We find,” explains Arturo Alvarez-Buylla, who is a professor of neurological surgery working at the University of California, San Francisco (UCSF) and the head of the laboratory behind the study, “that if neurogenesis occurs in the adult hippocampus in humans, it is an extremely rare phenomenon, raising questions about its contribution to brain repair or normal brain function.

For this study, researchers collected brain tissue from patients who had surgery for epilepsy or those who had died at various ages, from babies to adults who were 77 years old. They looked for signs of young neurons, which means it was new, and found that neurogenesis declines one year after birth. New neurons were found in children at 7 and 13 years old, but they found no trace of them could be found in adults.

In young children, we were able to see that substantial numbers of new neurons continue to be made and integrated into the dentate gyrus, but neurogenesis fades away completely by early adolescence,” says Mercedes Paredes, a senior researcher on the project. “The fact that we could compare newborn brains, where new neurons were clearly present, to the adult, where we saw no evidence for young neurons, gave us added confidence that what we were seeing was correct.

The researchers then turned to studying the stem cells that give birth to new neurons. They found that neural progenitors are plentiful during early prenatal brain development, but become extremely rare by early childhood. They noted that these cells fail to cluster early on into a concentrated ‘niche’ in a region of the human DG known as the subgranular zone.

Shaun Sorrells, a senior researcher on the new study acknowledges that it is virtually impossible to definitively say the adult hippocampus produces no new neurons, but this evidence certainly suggests that if adult neurogenesis exists, it may be a very rare and/or minimal process that doesn’t adequately explain plasticity in an adult human brain.

Young neurons (green/yellow) in the dentate gyrus at birth, alongside more mature neurons (red).
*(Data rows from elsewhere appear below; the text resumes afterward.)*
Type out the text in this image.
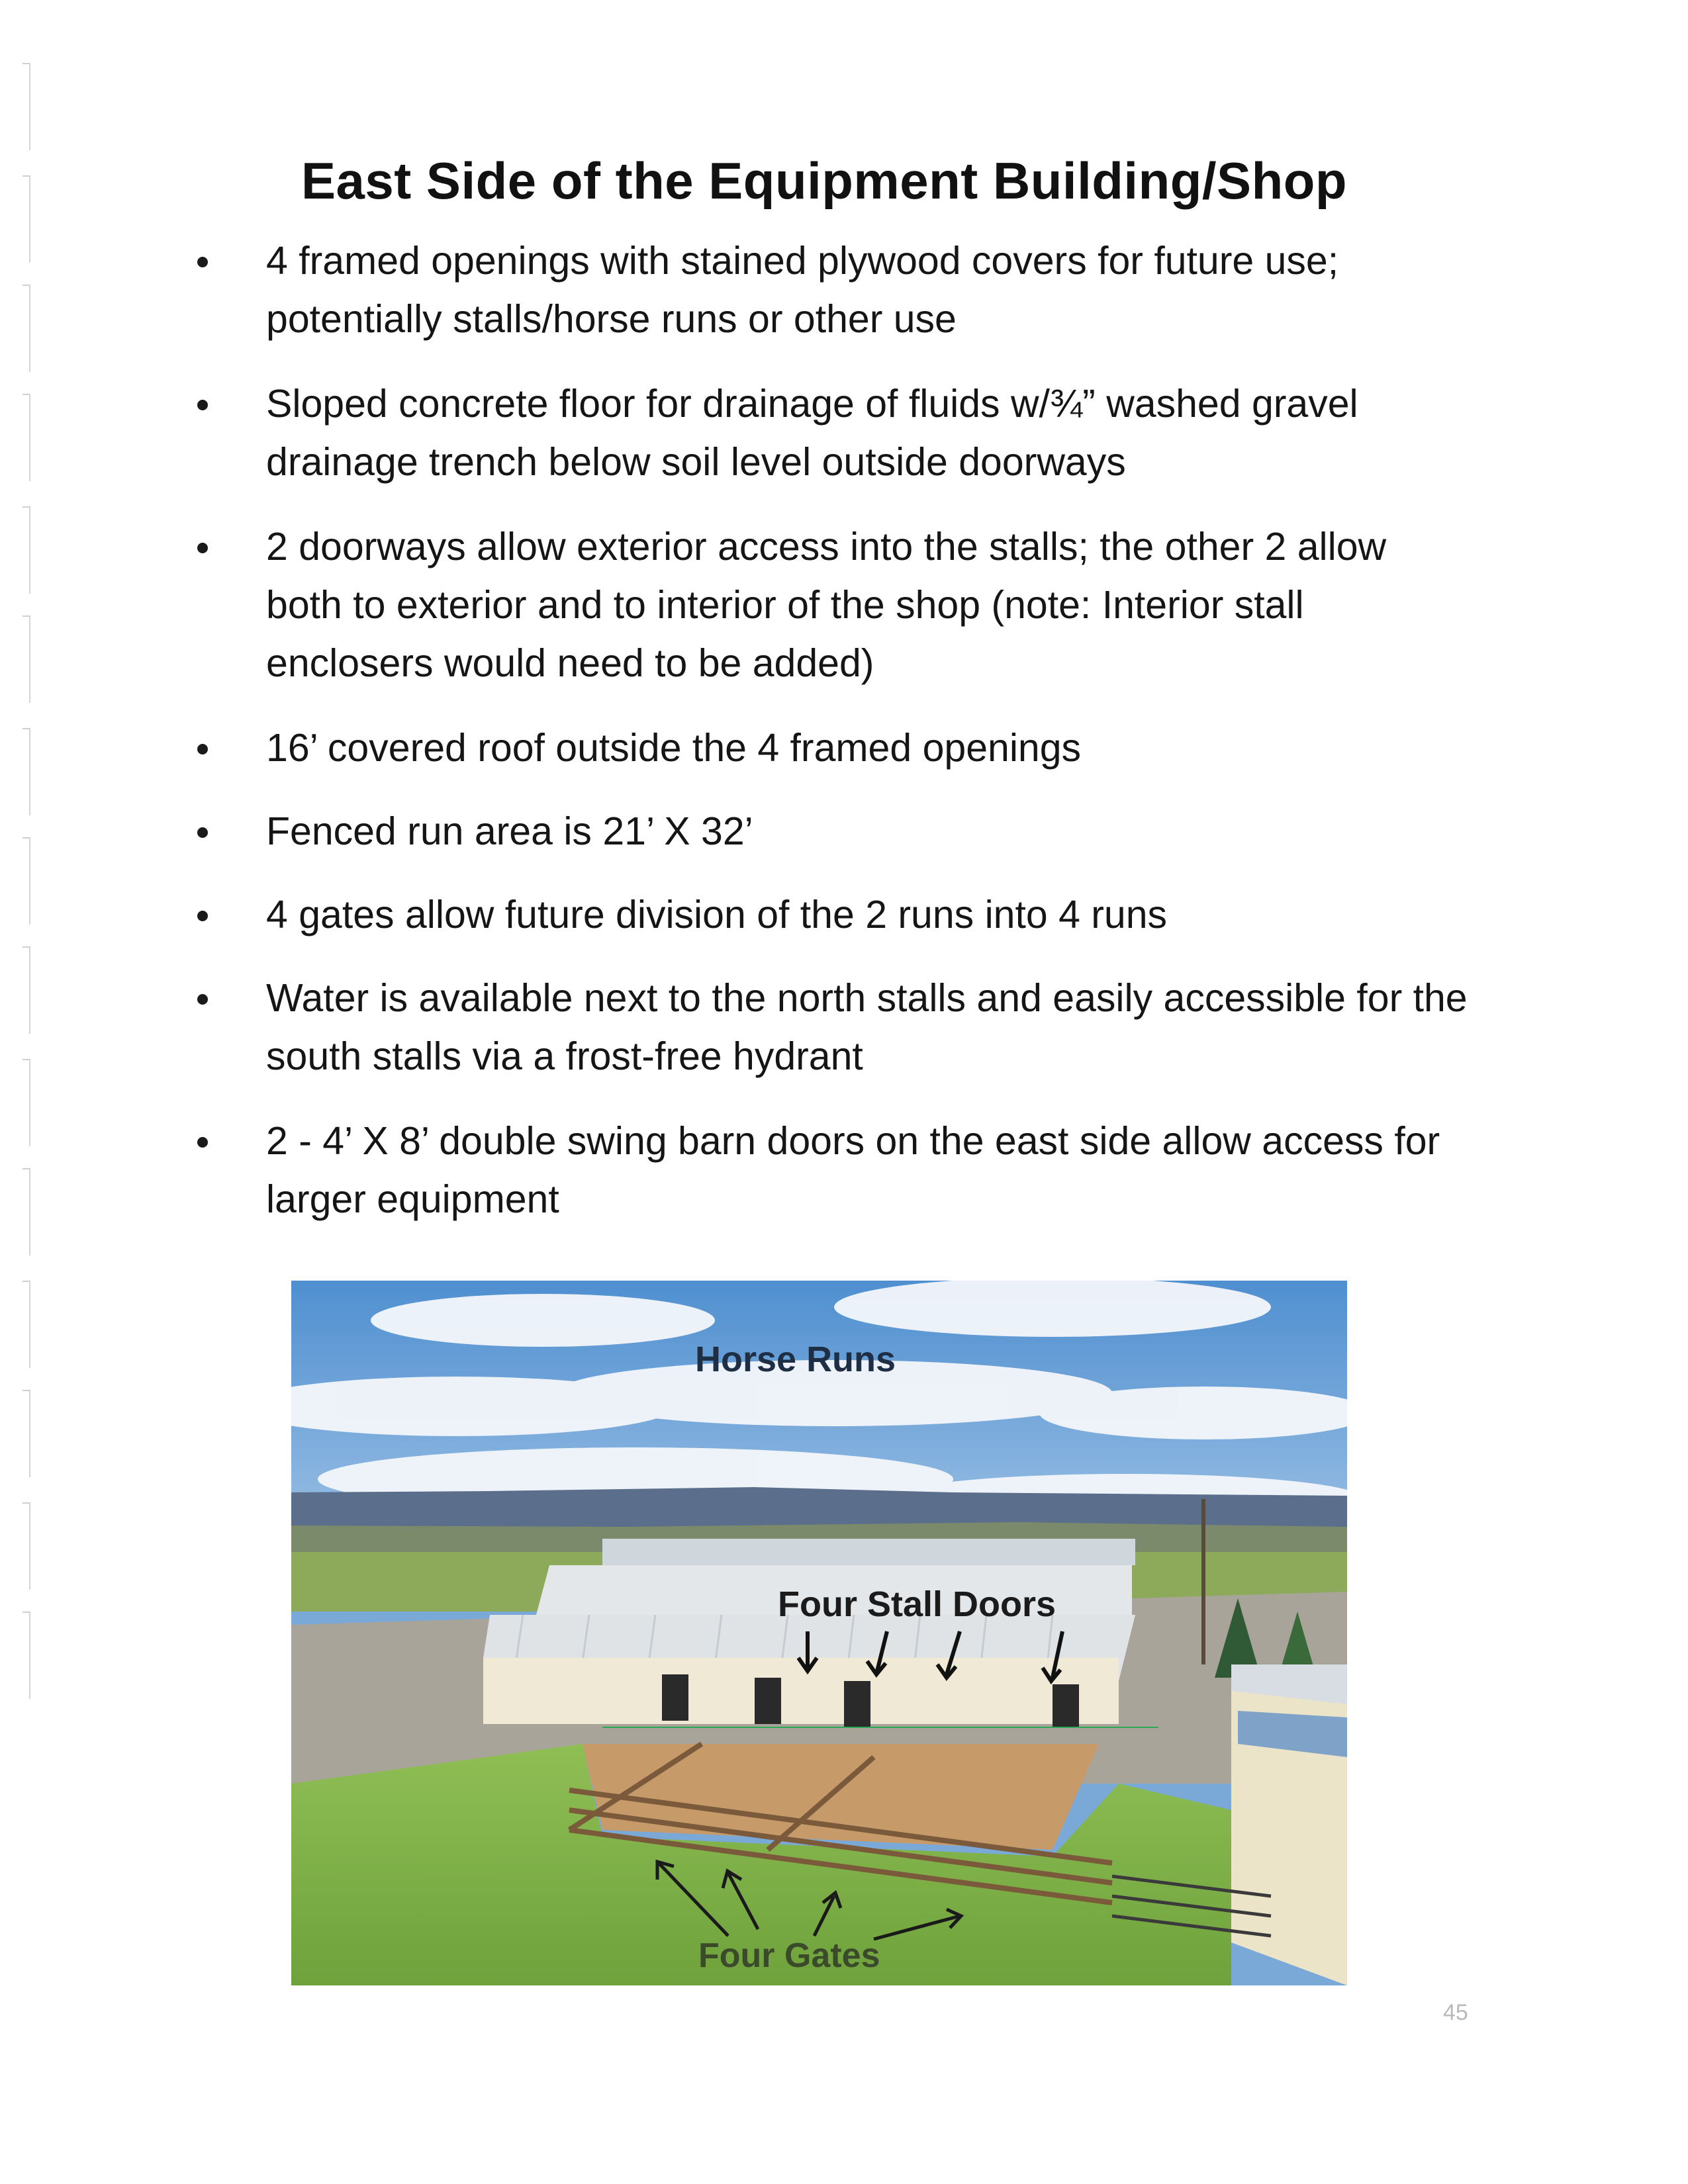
East Side of the Equipment Building/Shop
4 framed openings with stained plywood covers for future use; potentially stalls/horse runs or other use
Sloped concrete floor for drainage of fluids w/¾” washed gravel drainage trench below soil level outside doorways
2 doorways allow exterior access into the stalls; the other 2 allow both to exterior and to interior of the shop (note: Interior stall enclosers would need to be added)
16’ covered roof outside the 4 framed openings
Fenced run area is 21’ X 32’
4 gates allow future division of the 2 runs into 4 runs
Water is available next to the north stalls and easily accessible for the south stalls via a frost-free hydrant
2 - 4’ X 8’ double swing barn doors on the east side allow access for larger equipment
Horse Runs
Four Stall Doors
Four Gates
45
Image by Arturo Alvarez-Buylla lab

However, the absence of neurogenesis in the human brain may not be a bad thing, the researchers point out, but instead point the way to understanding what makes the human brain distinct from other animals and set researchers on a better path to developing treatments for human brain diseases.

After coming full circle in the study of neurogenesis, from playing a role in proving its existence in other animals, to demonstrating that it appears not to play a major role in humans, Alvarez-Buylla is philosophical. “I always try to work against my assumptions in lab,” he said. “We’ve been working on adult neurogenesis so long, it is hard to see that it may not happen in humans, but we follow where the data leads us.